LA HAVLE / Madise Değil, Hadis’e Bak

Kâinata hâkim olan ebedî ve ilâhi bir kanun var. Bu kanunun îcâbı olarak da insanlık tarihi boyunca devam eden bir “Hak-Bâtıl” mücâdelesi vardır. Bu mücâdelenin en kesîfi, en tahripkârı, şüphesiz ki; bizim millî ve dinî tarih sahamızda cereyan etmektedir.
Hariçten gelen “siyasi” ve “askeri” operasyonlardan ziyade dâhilde icra edilen “fitne” ve “fesat” çıkarma hareketleri tahrif ve tahrip hareketleri bakımından daha müessir ve devamlı olmuştur.
Muhterem Osman Nuri Topbaş Hocaefendi; Müslümanlar için inanç dünyasında kurulan sinsi tuzakları teşhis ve tespit ile bizleri ikaz ediyor ve mes’uliyetimizi hatırlatıyor. Buyuruyorlar ki: “Günümüzde İslâm’ı tahrif hareketleri; ‘Mezheplere ne lüzum var?’ denilerek başladı. Ardından müctehid imamlara ve ehlullâha tenkitler baş gösterdi.”
“Daha sonra ‘Kur’an bize yeter!’ denilerek Sünnet-i Seniyye’yi gözden düşürme hücumları başladı. Son olarak da birtakım ahkâm âyetlerini, ‘Bunlar nâzil olduğu zamana âit hükümlerdir!’ diyerek âdetâ emekliye ayırma teşebbüsleri görüldü.

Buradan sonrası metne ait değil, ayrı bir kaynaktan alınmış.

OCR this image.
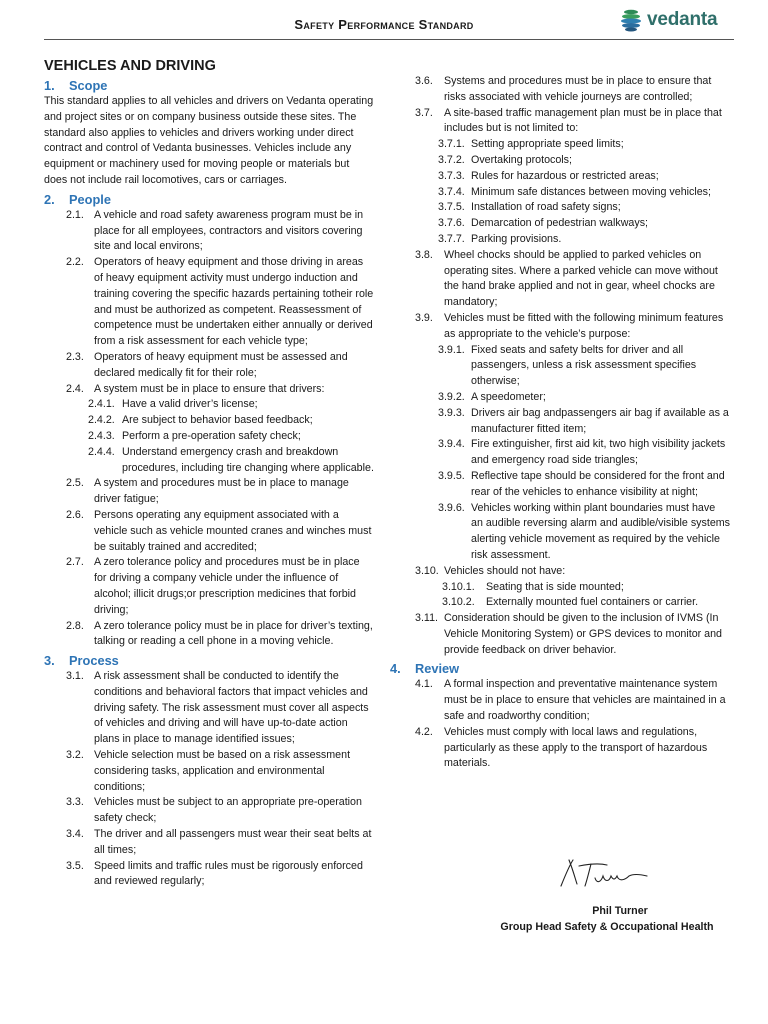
Safety Performance Standard	vedanta
VEHICLES AND DRIVING
1. Scope

This standard applies to all vehicles and drivers on Vedanta operating and project sites or on company business outside these sites. The standard also applies to vehicles and drivers working under direct contract and control of Vedanta businesses. Vehicles include any equipment or machinery used for moving people or materials but does not include rail locomotives, cars or carriages.

2. People
2.1. A vehicle and road safety awareness program must be in place for all employees, contractors and visitors covering site and local environs;
2.2. Operators of heavy equipment and those driving in areas of heavy equipment activity must undergo induction and training covering the specific hazards pertaining totheir role and must be authorized as competent. Reassessment of competence must be undertaken either annually or derived from a risk assessment for each vehicle type;
2.3. Operators of heavy equipment must be assessed and declared medically fit for their role;
2.4. A system must be in place to ensure that drivers:
2.4.1. Have a valid driver’s license;
2.4.2. Are subject to behavior based feedback;
2.4.3. Perform a pre-operation safety check;
2.4.4. Understand emergency crash and breakdown procedures, including tire changing where applicable.
2.5. A system and procedures must be in place to manage driver fatigue;
2.6. Persons operating any equipment associated with a vehicle such as vehicle mounted cranes and winches must be suitably trained and accredited;
2.7. A zero tolerance policy and procedures must be in place for driving a company vehicle under the influence of alcohol; illicit drugs;or prescription medicines that forbid driving;
2.8. A zero tolerance policy must be in place for driver’s texting, talking or reading a cell phone in a moving vehicle.
3. Process
3.1. A risk assessment shall be conducted to identify the conditions and behavioral factors that impact vehicles and driving safety. The risk assessment must cover all aspects of vehicles and driving and will have up-to-date action plans in place to manage identified issues;
3.2. Vehicle selection must be based on a risk assessment considering tasks, application and environmental conditions;
3.3. Vehicles must be subject to an appropriate pre-operation safety check;
3.4. The driver and all passengers must wear their seat belts at all times;
3.5. Speed limits and traffic rules must be rigorously enforced and reviewed regularly;
3.6.	Systems and procedures must be in place to ensure that risks associated with vehicle journeys are controlled;
3.7.	A site-based traffic management plan must be in place that includes but is not limited to:
3.7.1. Setting appropriate speed limits;
3.7.2. Overtaking protocols;
3.7.3. Rules for hazardous or restricted areas;
3.7.4. Minimum safe distances between moving vehicles;
3.7.5. Installation of road safety signs;
3.7.6. Demarcation of pedestrian walkways;
3.7.7. Parking provisions.
3.8.	Wheel chocks should be applied to parked vehicles on operating sites. Where a parked vehicle can move without the hand brake applied and not in gear, wheel chocks are mandatory;
3.9.	Vehicles must be fitted with the following minimum features as appropriate to the vehicle’s purpose:
3.9.1. Fixed seats and safety belts for driver and all passengers, unless a risk assessment specifies otherwise;
3.9.2. A speedometer;
3.9.3. Drivers air bag andpassengers air bag if available as a manufacturer fitted item;
3.9.4. Fire extinguisher, first aid kit, two high visibility jackets and emergency road side triangles;
3.9.5. Reflective tape should be considered for the front and rear of the vehicles to enhance visibility at night;
3.9.6. Vehicles working within plant boundaries must have an audible reversing alarm and audible/visible systems alerting vehicle movement as required by the vehicle risk assessment.
3.10. Vehicles should not have:
3.10.1.	Seating that is side mounted;
3.10.2.	Externally mounted fuel containers or carrier.
3.11. Consideration should be given to the inclusion of IVMS (In Vehicle Monitoring System) or GPS devices to monitor and provide feedback on driver behavior.
4. Review
4.1.	A formal inspection and preventative maintenance system must be in place to ensure that vehicles are maintained in a safe and roadworthy condition;
4.2.	Vehicles must comply with local laws and regulations, particularly as these apply to the transport of hazardous materials.
Phil Turner
Group Head Safety & Occupational Health
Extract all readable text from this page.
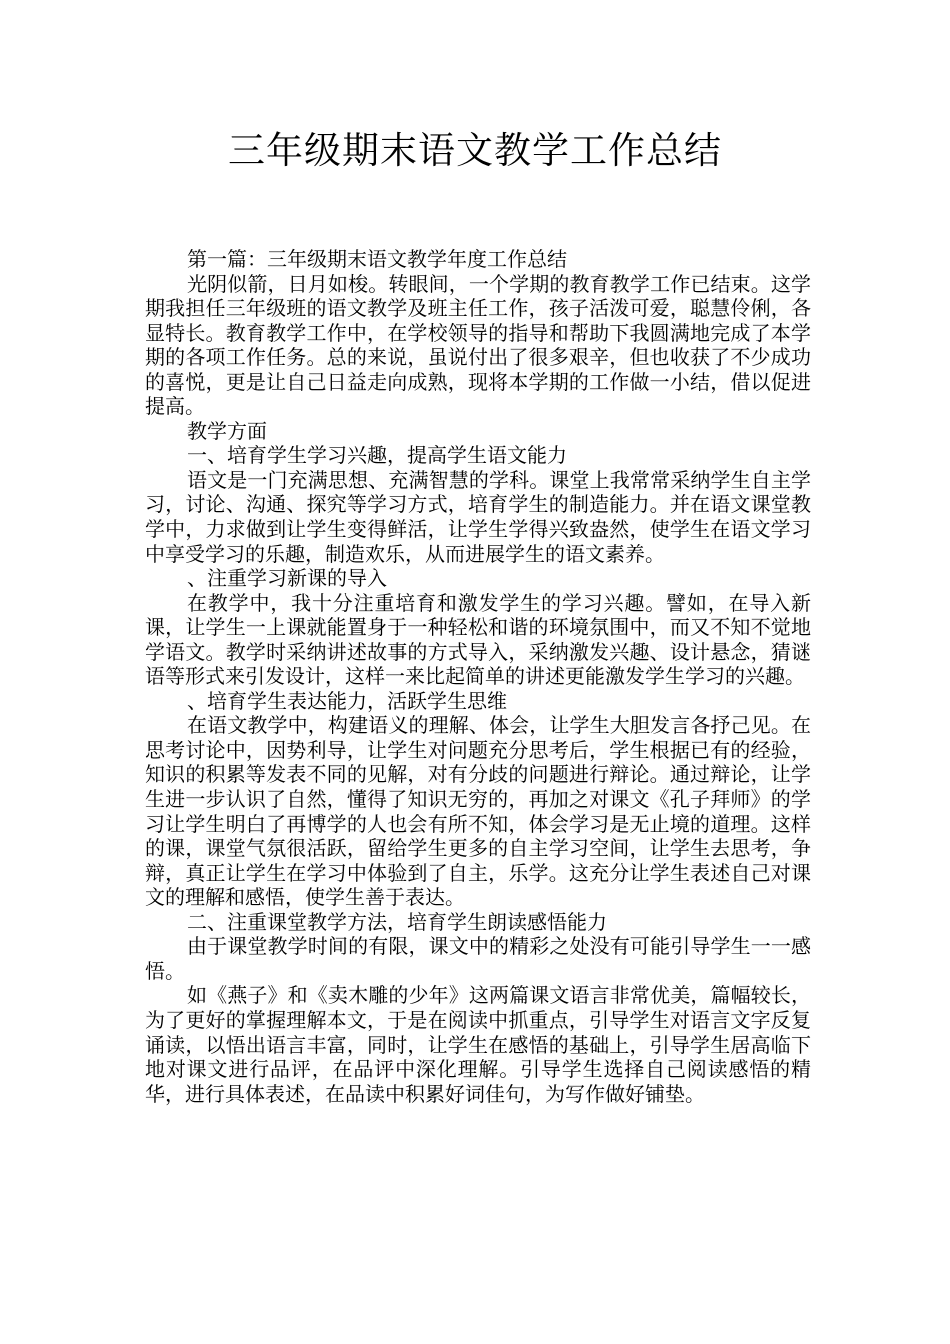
三年级期末语文教学工作总结

第一篇：三年级期末语文教学年度工作总结

光阴似箭，日月如梭。转眼间，一个学期的教育教学工作已结束。这学期我担任三年级班的语文教学及班主任工作，孩子活泼可爱，聪慧伶俐，各显特长。教育教学工作中，在学校领导的指导和帮助下我圆满地完成了本学期的各项工作任务。总的来说，虽说付出了很多艰辛，但也收获了不少成功的喜悦，更是让自己日益走向成熟，现将本学期的工作做一小结，借以促进提高。

教学方面

一、培育学生学习兴趣，提高学生语文能力

语文是一门充满思想、充满智慧的学科。课堂上我常常采纳学生自主学习，讨论、沟通、探究等学习方式，培育学生的制造能力。并在语文课堂教学中，力求做到让学生变得鲜活，让学生学得兴致盎然，使学生在语文学习中享受学习的乐趣，制造欢乐，从而进展学生的语文素养。

、注重学习新课的导入

在教学中，我十分注重培育和激发学生的学习兴趣。譬如，在导入新课，让学生一上课就能置身于一种轻松和谐的环境氛围中，而又不知不觉地学语文。教学时采纳讲述故事的方式导入，采纳激发兴趣、设计悬念，猜谜语等形式来引发设计，这样一来比起简单的讲述更能激发学生学习的兴趣。

、培育学生表达能力，活跃学生思维

在语文教学中，构建语义的理解、体会，让学生大胆发言各抒己见。在思考讨论中，因势利导，让学生对问题充分思考后，学生根据已有的经验，知识的积累等发表不同的见解，对有分歧的问题进行辩论。通过辩论，让学生进一步认识了自然，懂得了知识无穷的，再加之对课文《孔子拜师》的学习让学生明白了再博学的人也会有所不知，体会学习是无止境的道理。这样的课，课堂气氛很活跃，留给学生更多的自主学习空间，让学生去思考，争辩，真正让学生在学习中体验到了自主，乐学。这充分让学生表述自己对课文的理解和感悟，使学生善于表达。

二、注重课堂教学方法，培育学生朗读感悟能力

由于课堂教学时间的有限，课文中的精彩之处没有可能引导学生一一感悟。

如《燕子》和《卖木雕的少年》这两篇课文语言非常优美，篇幅较长，为了更好的掌握理解本文，于是在阅读中抓重点，引导学生对语言文字反复诵读，以悟出语言丰富，同时，让学生在感悟的基础上，引导学生居高临下地对课文进行品评，在品评中深化理解。引导学生选择自己阅读感悟的精华，进行具体表述，在品读中积累好词佳句，为写作做好铺垫。
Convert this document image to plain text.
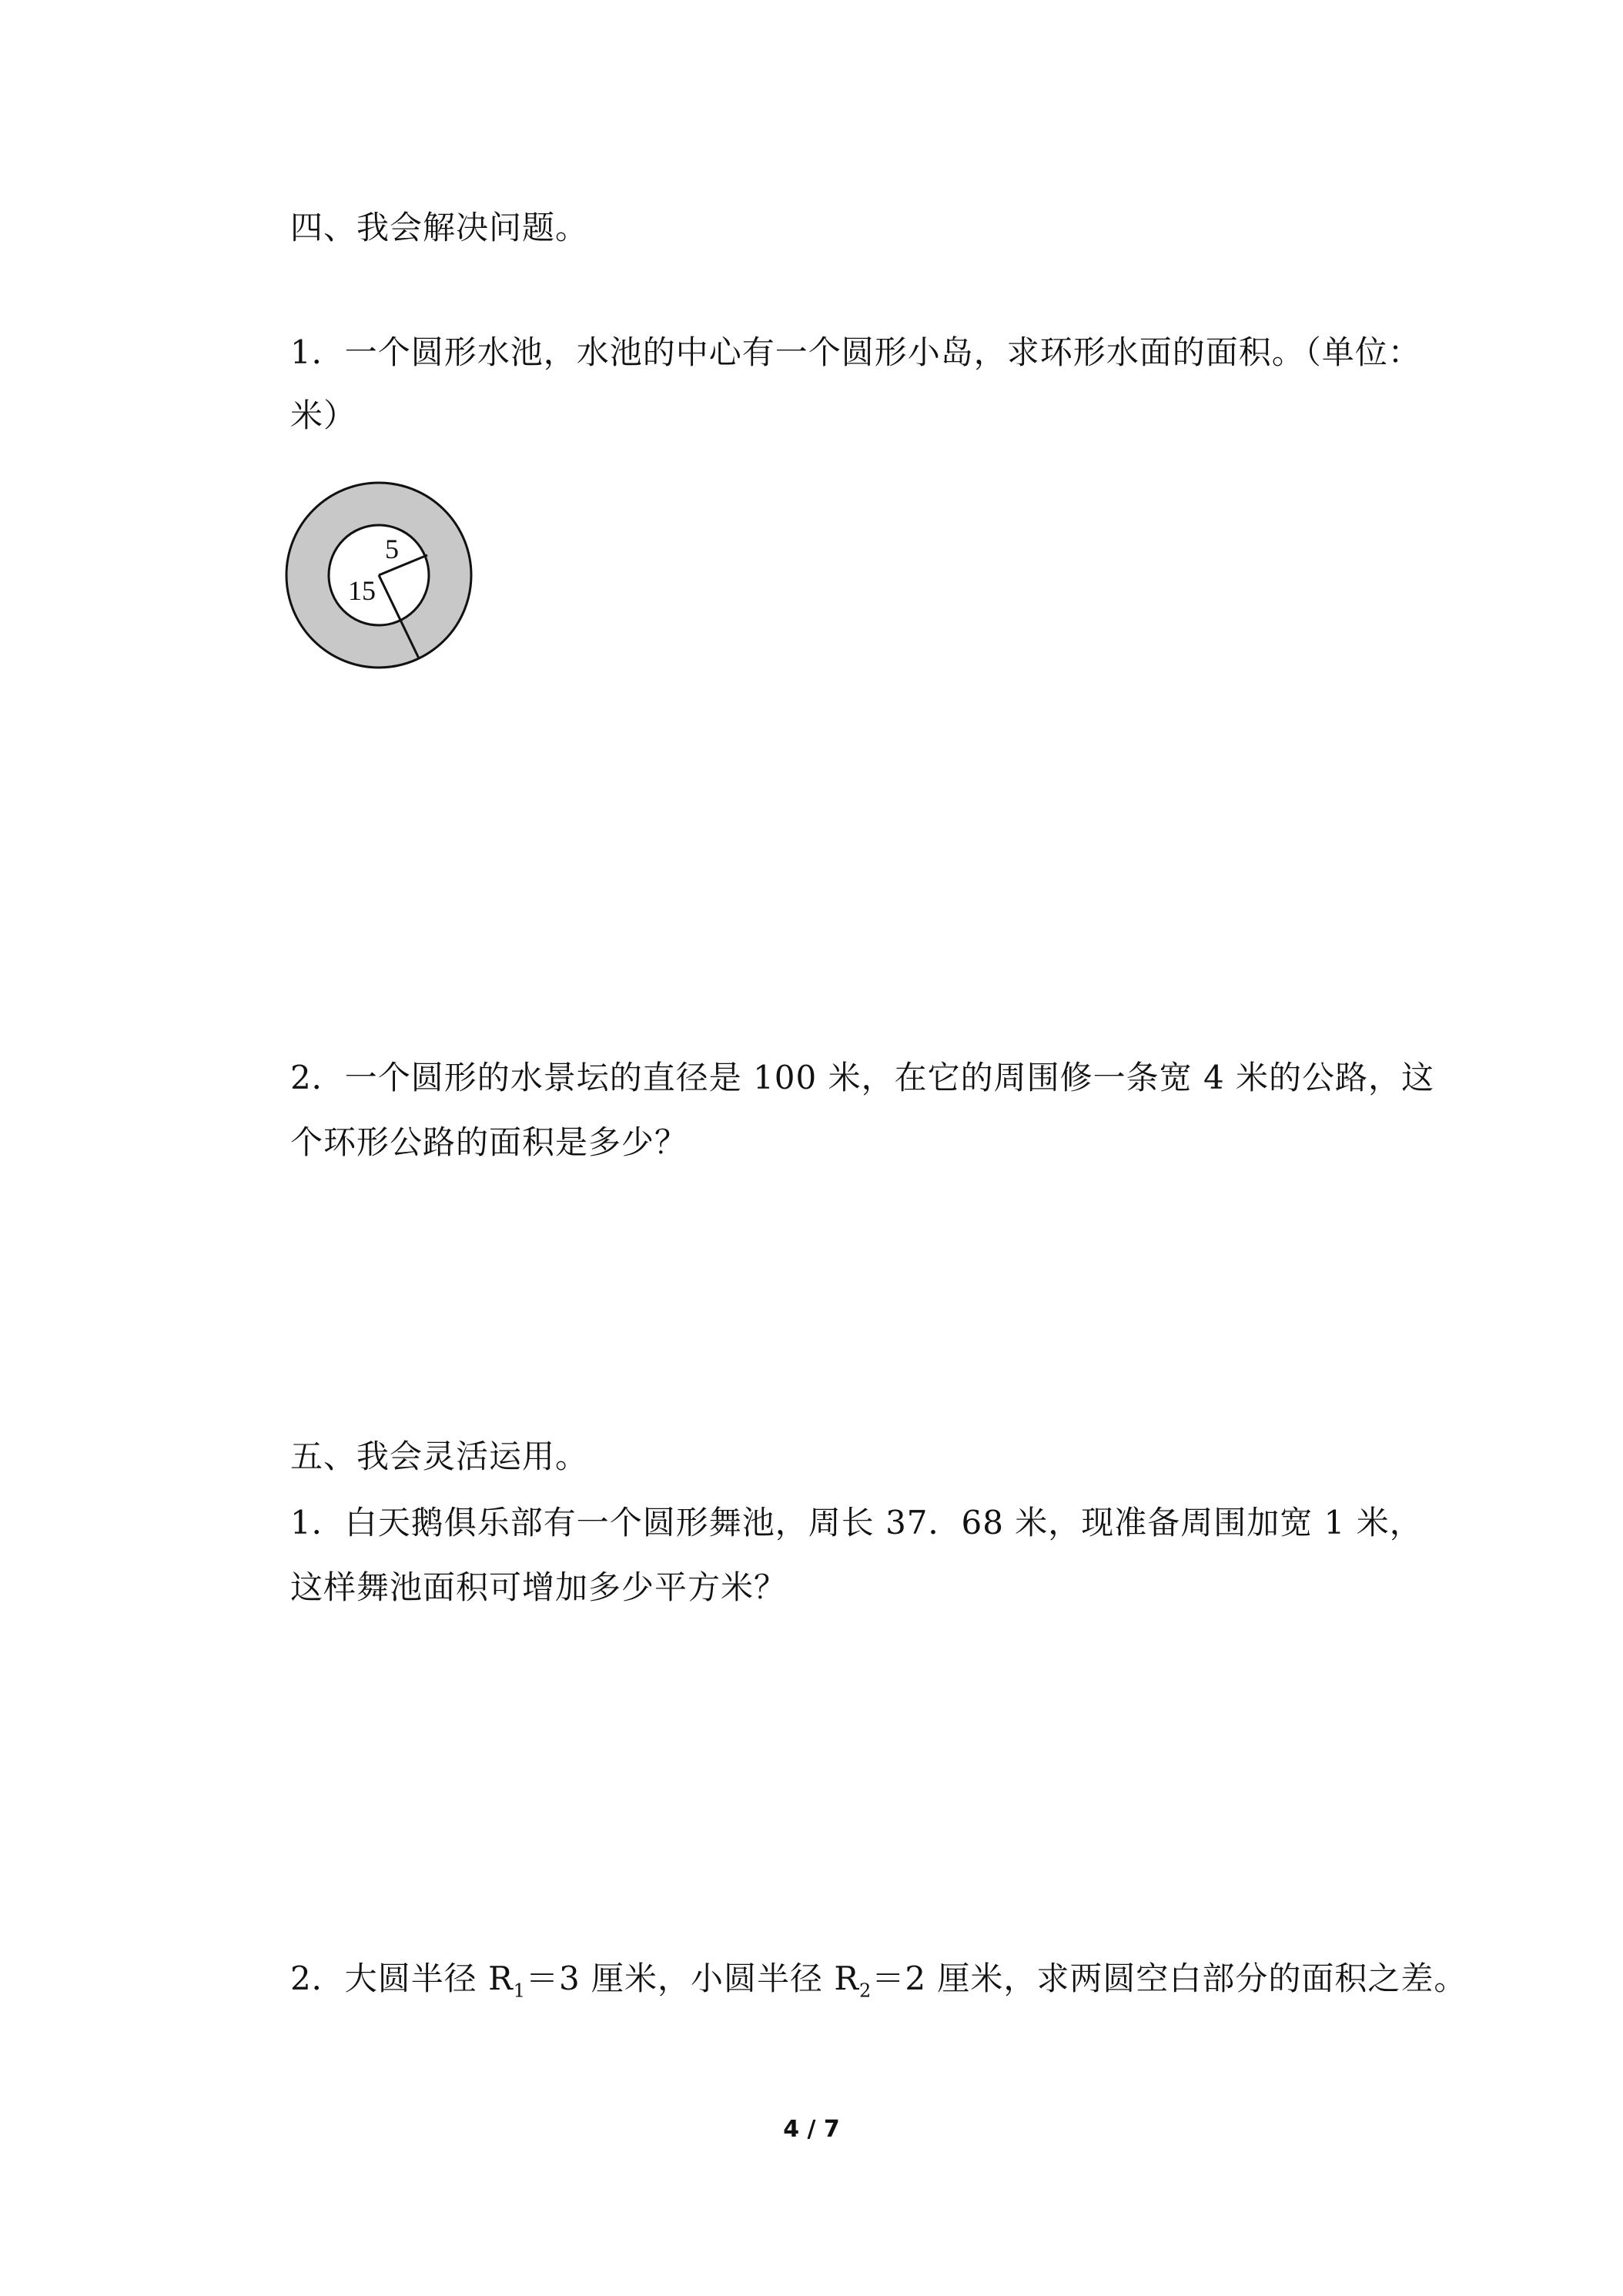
四、我会解决问题。
1．一个圆形水池，水池的中心有一个圆形小岛，求环形水面的面积。（单位：
米）
5
15
2．一个圆形的水景坛的直径是 100 米，在它的周围修一条宽 4 米的公路，这
个环形公路的面积是多少？
五、我会灵活运用。
1．白天鹅俱乐部有一个圆形舞池，周长 37．68 米，现准备周围加宽 1 米，
这样舞池面积可增加多少平方米？
2．大圆半径 $R_1=3$ 厘米，小圆半径 $R_2=2$ 厘米，求两圆空白部分的面积之差。
4 / 7
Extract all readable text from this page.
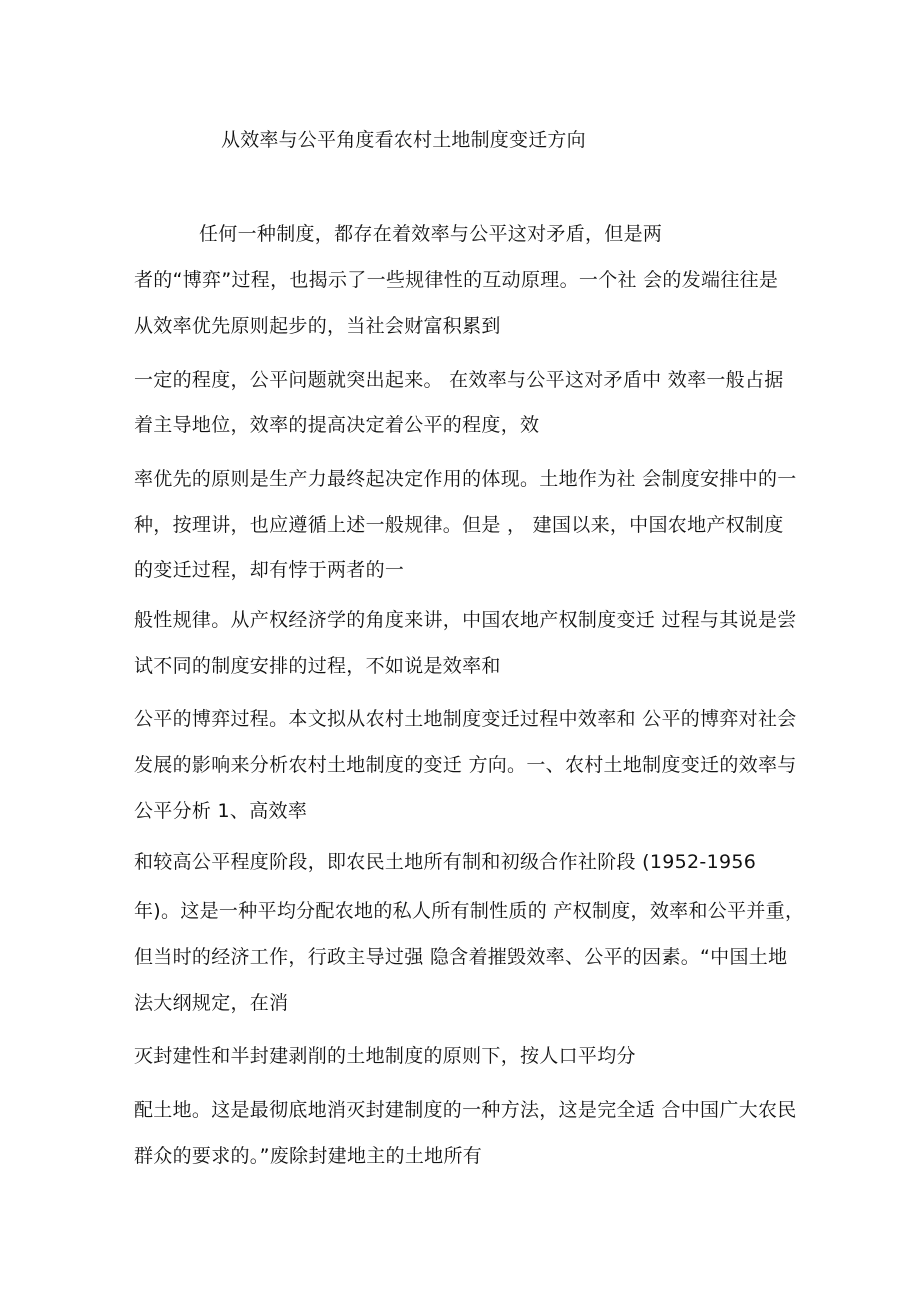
从效率与公平角度看农村土地制度变迁方向
任何一种制度，都存在着效率与公平这对矛盾，但是两
者的“博弈”过程，也揭示了一些规律性的互动原理。一个社 会的发端往往是
从效率优先原则起步的，当社会财富积累到
一定的程度，公平问题就突出起来。 在效率与公平这对矛盾中 效率一般占据
着主导地位，效率的提高决定着公平的程度，效
率优先的原则是生产力最终起决定作用的体现。土地作为社 会制度安排中的一
种，按理讲，也应遵循上述一般规律。但是 ， 建国以来，中国农地产权制度
的变迁过程，却有悖于两者的一
般性规律。从产权经济学的角度来讲，中国农地产权制度变迁 过程与其说是尝
试不同的制度安排的过程，不如说是效率和
公平的博弈过程。本文拟从农村土地制度变迁过程中效率和 公平的博弈对社会
发展的影响来分析农村土地制度的变迁 方向。一、农村土地制度变迁的效率与
公平分析 1、高效率
和较高公平程度阶段，即农民土地所有制和初级合作社阶段 (1952-1956
年)。这是一种平均分配农地的私人所有制性质的 产权制度，效率和公平并重，
但当时的经济工作，行政主导过强 隐含着摧毁效率、公平的因素。“中国土地
法大纲规定，在消
灭封建性和半封建剥削的土地制度的原则下，按人口平均分
配土地。这是最彻底地消灭封建制度的一种方法，这是完全适 合中国广大农民
群众的要求的。”废除封建地主的土地所有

Bütün bunlar, İslâm’ı Hristiyanlık gibi muharref bir din hâline getirme projesinin sinsi adımlarıdır. Bugün bu tahrif hareketlerine karşı uyanık olmak ve meydanı İslâm tahrifçilerine bırakmamak, mühim bir iman mes’ûliyetidir.”
Bir yakınımı diş tedavisi için yaşadığım şehrin üniversite bünyesinde bulunan diş hastanesine götürdüm. Tedaviyi yapacak olan hekimle ayaküstü sohbet ederken, sohbet konusu ile ilgili bir “Hadis-i şerif” naklettim. Ben sözümü bitirir bitirmez, diş hekimi olan zat öyle bir söz sarf etti ki, tekrarından dahi bir Müslüman olarak hicap duyuyorum. Her şey inceldiği yerden koparmış, insan ise kalınlaştığı yerden! Evet, işte o kalınlaştığı yerden kopan diş hekimi aynen şunu söyledi: “Ben Hadis’e madise bakmam. Ben Kur’an’a bakarım.”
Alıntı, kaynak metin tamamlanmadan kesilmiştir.